Things to Do in Saint Vincent and the Grenadines in September
September weather, activities, events & insider tips
September Weather in Saint Vincent and the Grenadines
Is September Right for You?
Advantages
- September sits in the sweet spot between summer crowds and winter yachties - you'll find empty anchorages in the Tobago Cays that would be wall-to-wall catamarans in July
- The tradewinds pick up to 15-20 knots, creating perfect sailing conditions between islands - Bequia to Mustique takes 45 minutes instead of two hours of motoring
- Hotel rates drop 30-40% from peak season, and the best beachfront rooms at places like Young Island Resort suddenly become available without six-month advance booking
- Hurricane season creates dramatic cloud formations over the volcanic peaks - photographers get shots that look like CGI, at sunset from Fort Charlotte overlooking Kingstown harbor
Considerations
- You'll lose one full day to rain on average - not drizzle, but proper tropical downpours that turn roads into rivers and can trap you in your hotel for 2-3 hours
- The Atlantic swells make snorkeling at the Tobago Coys hit-or-miss - some days the water's glassy, others you'll get tossed around like laundry in a washing machine
- Mosquitoes breed in September's standing water - dusk anywhere below 300m (984 ft) elevation requires industrial-strength repellent, and even then you'll probably get bit
Best Activities in September
Tobago Cays Snorkeling Expeditions
September's variable weather works in your favor - when it's calm, you get the underwater clarity that makes these five uninhabited cays famous, with sea turtle encounters in 3m (10 ft) of water. When it's rough, the protected west sides of the cays still offer snorkeling among brain coral formations that predate Columbus. The tradeoff: you'll share the anchorage with maybe three other boats instead of thirty.

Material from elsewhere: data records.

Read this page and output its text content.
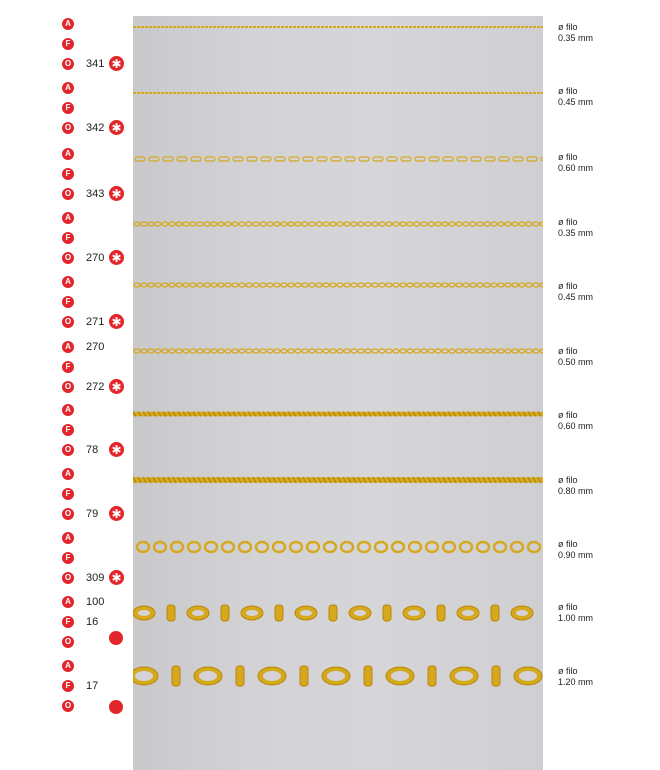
A
F
O 341 ✱
ø filo
0.35 mm
A
F
O 342 ✱
ø filo
0.45 mm
A
F
O 343 ✱
ø filo
0.60 mm
A
F
O 270 ✱
ø filo
0.35 mm
A
F
O 271 ✱
ø filo
0.45 mm
A 270
F
O 272 ✱
ø filo
0.50 mm
A
F
O 78 ✱
ø filo
0.60 mm
A
F
O 79 ✱
ø filo
0.80 mm
A
F
O 309 ✱
ø filo
0.90 mm
A 100
F	16
O
ø filo
1.00 mm
A
F	17
O
ø filo
1.20 mm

La Soufrière Volcano Hikes
September's morning clouds typically burn off by 9 AM, revealing the 1,234m (4,049 ft) volcanic peak that dominates St. Vincent's northern skyline. The 8 km (5 mile) trail starts in rainforest that feels like a sauna, but emerges into elfin woodland where bromeliads grow wild in 300-year-old trees. Cloud cover keeps temperatures manageable - you'll sweat, but won't dehydrate like the March crowds.
Bequia Whaling Heritage Tours
September is when Bequia's whaleboat builders work on next season's vessels - you can watch them shaping cedar planks using techniques unchanged since the 1800s. The tiny museum above Princess Margaret Beach displays harpoons and photographs from the 1950s, when islanders still hunted humpbacks in 8m (26 ft) wooden boats. September's quiet means you might get invited into a boat shed for a hair-raising story about the last whale caught in 2020.
Kingstown Market Cooking Classes
Saturday morning market explodes with September produce - breadfruit the size of footballs, turmeric roots that stain your fingers yellow for days, and fresh dorado caught that morning. Local cooks run informal classes in their home kitchens, teaching you to make oil-down (the national stew) over wood fires. September's humidity makes the coconut milk richer, and the whole neighborhood shows up to eat and gossip.
Mustique Island Day Trips
September's empty beaches feel like you've rented a private island - Basil's Bar serves lunch to maybe six people instead of sixty, and you can walk Macaroni Beach for 2 km (1.2 miles) without seeing footprints. The island's 12 private beaches become public when owners aren't in residence, giving you access to stretches of sand that celebrities pay millions to own.
September Events & Festivals
St Vincent Carnival Warm-up Fetes
September's 'cooler fetes' are the dress rehearsals for June's carnival - same steel pan bands, same rum-fueled street parties, but with 90% fewer tourists. You'll dance until 4 AM at Richmond Hill with locals who've been perfecting their 'wining' technique since childhood. The music shakes the valley so hard that fruit falls from mango trees.